Wavefunction in a delta potential well

[1v1Dota2RightMeow]

Homework Statement

Using the equations given, show that the wave function for a particle in the periodic delta function potential can be written in the form

$\psi (x) = C[\sin(kx) + e^{-iKa}\sin k(a-x)], \quad 0 \leq x \leq a$

Homework Equations

Given equations:

$\psi (x) =A\sin(kx) + B\cos(kx), \quad 0<x<a$
$A\sin(ka) = [e^{iKa} - \cos(ka)]B$

Note that $k$ and $K$ are different constants.

The Attempt at a Solution

I tried a bunch of stuff already but I can't seem to get to the answer.

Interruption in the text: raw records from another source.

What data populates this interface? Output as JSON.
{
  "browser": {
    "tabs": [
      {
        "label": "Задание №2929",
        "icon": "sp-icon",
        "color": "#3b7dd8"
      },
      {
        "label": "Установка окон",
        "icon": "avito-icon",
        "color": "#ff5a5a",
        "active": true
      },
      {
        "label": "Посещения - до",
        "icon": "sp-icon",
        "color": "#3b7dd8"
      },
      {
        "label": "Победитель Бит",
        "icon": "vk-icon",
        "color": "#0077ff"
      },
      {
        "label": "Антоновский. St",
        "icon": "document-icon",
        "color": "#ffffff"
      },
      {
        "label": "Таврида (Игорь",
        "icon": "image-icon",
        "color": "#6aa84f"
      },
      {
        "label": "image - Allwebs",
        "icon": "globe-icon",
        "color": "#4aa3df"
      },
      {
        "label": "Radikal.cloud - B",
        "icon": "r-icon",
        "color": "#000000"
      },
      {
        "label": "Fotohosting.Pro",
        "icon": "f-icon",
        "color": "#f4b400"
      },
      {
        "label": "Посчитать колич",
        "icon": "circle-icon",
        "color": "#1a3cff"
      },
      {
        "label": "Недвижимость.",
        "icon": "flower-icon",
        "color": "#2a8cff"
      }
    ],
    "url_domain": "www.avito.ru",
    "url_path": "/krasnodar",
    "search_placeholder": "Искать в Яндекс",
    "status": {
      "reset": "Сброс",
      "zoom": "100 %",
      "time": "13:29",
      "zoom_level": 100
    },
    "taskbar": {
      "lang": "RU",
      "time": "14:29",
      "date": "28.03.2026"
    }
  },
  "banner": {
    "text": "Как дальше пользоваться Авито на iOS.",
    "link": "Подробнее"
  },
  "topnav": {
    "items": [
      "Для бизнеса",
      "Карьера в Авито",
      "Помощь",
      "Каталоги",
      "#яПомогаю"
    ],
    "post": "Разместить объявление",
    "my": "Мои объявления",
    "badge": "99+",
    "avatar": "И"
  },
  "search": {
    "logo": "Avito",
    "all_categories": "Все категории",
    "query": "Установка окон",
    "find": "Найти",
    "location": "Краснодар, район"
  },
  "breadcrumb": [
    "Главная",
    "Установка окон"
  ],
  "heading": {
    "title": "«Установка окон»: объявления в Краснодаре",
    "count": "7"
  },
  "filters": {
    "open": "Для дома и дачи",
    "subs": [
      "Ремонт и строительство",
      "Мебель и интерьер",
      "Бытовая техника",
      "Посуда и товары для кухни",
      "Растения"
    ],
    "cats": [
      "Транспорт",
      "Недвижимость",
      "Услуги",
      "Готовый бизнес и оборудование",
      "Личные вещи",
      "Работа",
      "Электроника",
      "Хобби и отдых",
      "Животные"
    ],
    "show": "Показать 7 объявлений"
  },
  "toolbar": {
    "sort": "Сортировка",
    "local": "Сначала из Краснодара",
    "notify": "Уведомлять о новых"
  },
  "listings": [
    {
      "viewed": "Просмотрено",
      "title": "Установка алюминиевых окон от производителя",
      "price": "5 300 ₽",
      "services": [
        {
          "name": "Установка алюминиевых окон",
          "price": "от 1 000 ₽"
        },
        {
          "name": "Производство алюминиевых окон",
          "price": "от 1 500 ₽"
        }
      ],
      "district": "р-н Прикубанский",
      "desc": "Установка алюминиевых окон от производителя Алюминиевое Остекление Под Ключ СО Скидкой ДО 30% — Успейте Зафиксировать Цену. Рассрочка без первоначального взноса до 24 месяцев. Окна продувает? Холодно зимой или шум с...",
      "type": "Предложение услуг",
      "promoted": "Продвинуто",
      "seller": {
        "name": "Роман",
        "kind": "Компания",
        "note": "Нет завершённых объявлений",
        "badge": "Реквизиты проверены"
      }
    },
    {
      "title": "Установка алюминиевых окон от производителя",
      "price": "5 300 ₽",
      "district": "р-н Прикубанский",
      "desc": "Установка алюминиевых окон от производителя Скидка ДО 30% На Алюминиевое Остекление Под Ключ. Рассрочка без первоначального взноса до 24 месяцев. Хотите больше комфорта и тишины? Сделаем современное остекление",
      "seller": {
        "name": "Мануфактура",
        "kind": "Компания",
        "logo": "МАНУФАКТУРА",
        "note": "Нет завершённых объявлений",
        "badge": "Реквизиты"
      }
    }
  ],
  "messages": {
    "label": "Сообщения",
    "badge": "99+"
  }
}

Attempt 1. I evaluated $\psi$ at $0$ and at $a$ for both the final equation and the general equation and tried to see if I could come to some conclusion based on equating these, but no luck there.

Attempt 2. I tried working backwards and seeing if I could use the sine identity $\sin(a-b) = \sin(a)\cos(b)-\cos(a)\sin(b)$ but it only seems to make things more complicated.

Could someone just give me a hint?

 

[vela]

Try multiplying $\psi(x)$ by $\frac{\sin ka}{\sin ka}$.

 

[1v1Dota2RightMeow]

Try multiplying $\psi(x)$ by $\frac{\sin ka}{\sin ka}$.

I see 3 ways to do something with what you've suggested. Here is one attempt:

$\psi(x) = \frac{Asin(kx)sin(ka)+Bcos(kx)sin(ka)}{sin(ka)}$
$=Asin(kx) + \frac{B[(1/2)(sin(ka+kx)+sin(ka-kx))]}{sin(ka)}$
$=Asin(kx)+\frac{A}{2(e^{iKa}-cos(ka))}[sin(ka+kx)+sin(ka-kx)]$
$=Asin(kx)+\frac{e^{-iKa}A}{2(1-e^{-iKa}cos(ka))}[sin(ka+kx)+sin(ka-kx)]$

This would almost be great if it weren't for that $sin(ka+kx)$ term. I don't know what to do with it.

 

[vela]

There's a reason I said to multiply $\psi$ by $\frac{\sin ka}{\sin ka}$ rather than just the last term. See what you can do with the first term.

 

[1v1Dota2RightMeow]

There's a reason I said to multiply $\psi$ by $\frac{\sin ka}{\sin ka}$ rather than just the last term. See what you can do with the first term.

I expanded it out to this, but nothing cancels nicely.

$\psi (x) = \frac{A(sin(kx)sin(ka)-cos(kx)cos(ka))}{sin(ka)}+\frac{B((1/2)(sin(kx)cos(ka)+cos(kx)sin(ka)-sin(kx-ka)))}{sin(ka)}$

Should I have gone a different route?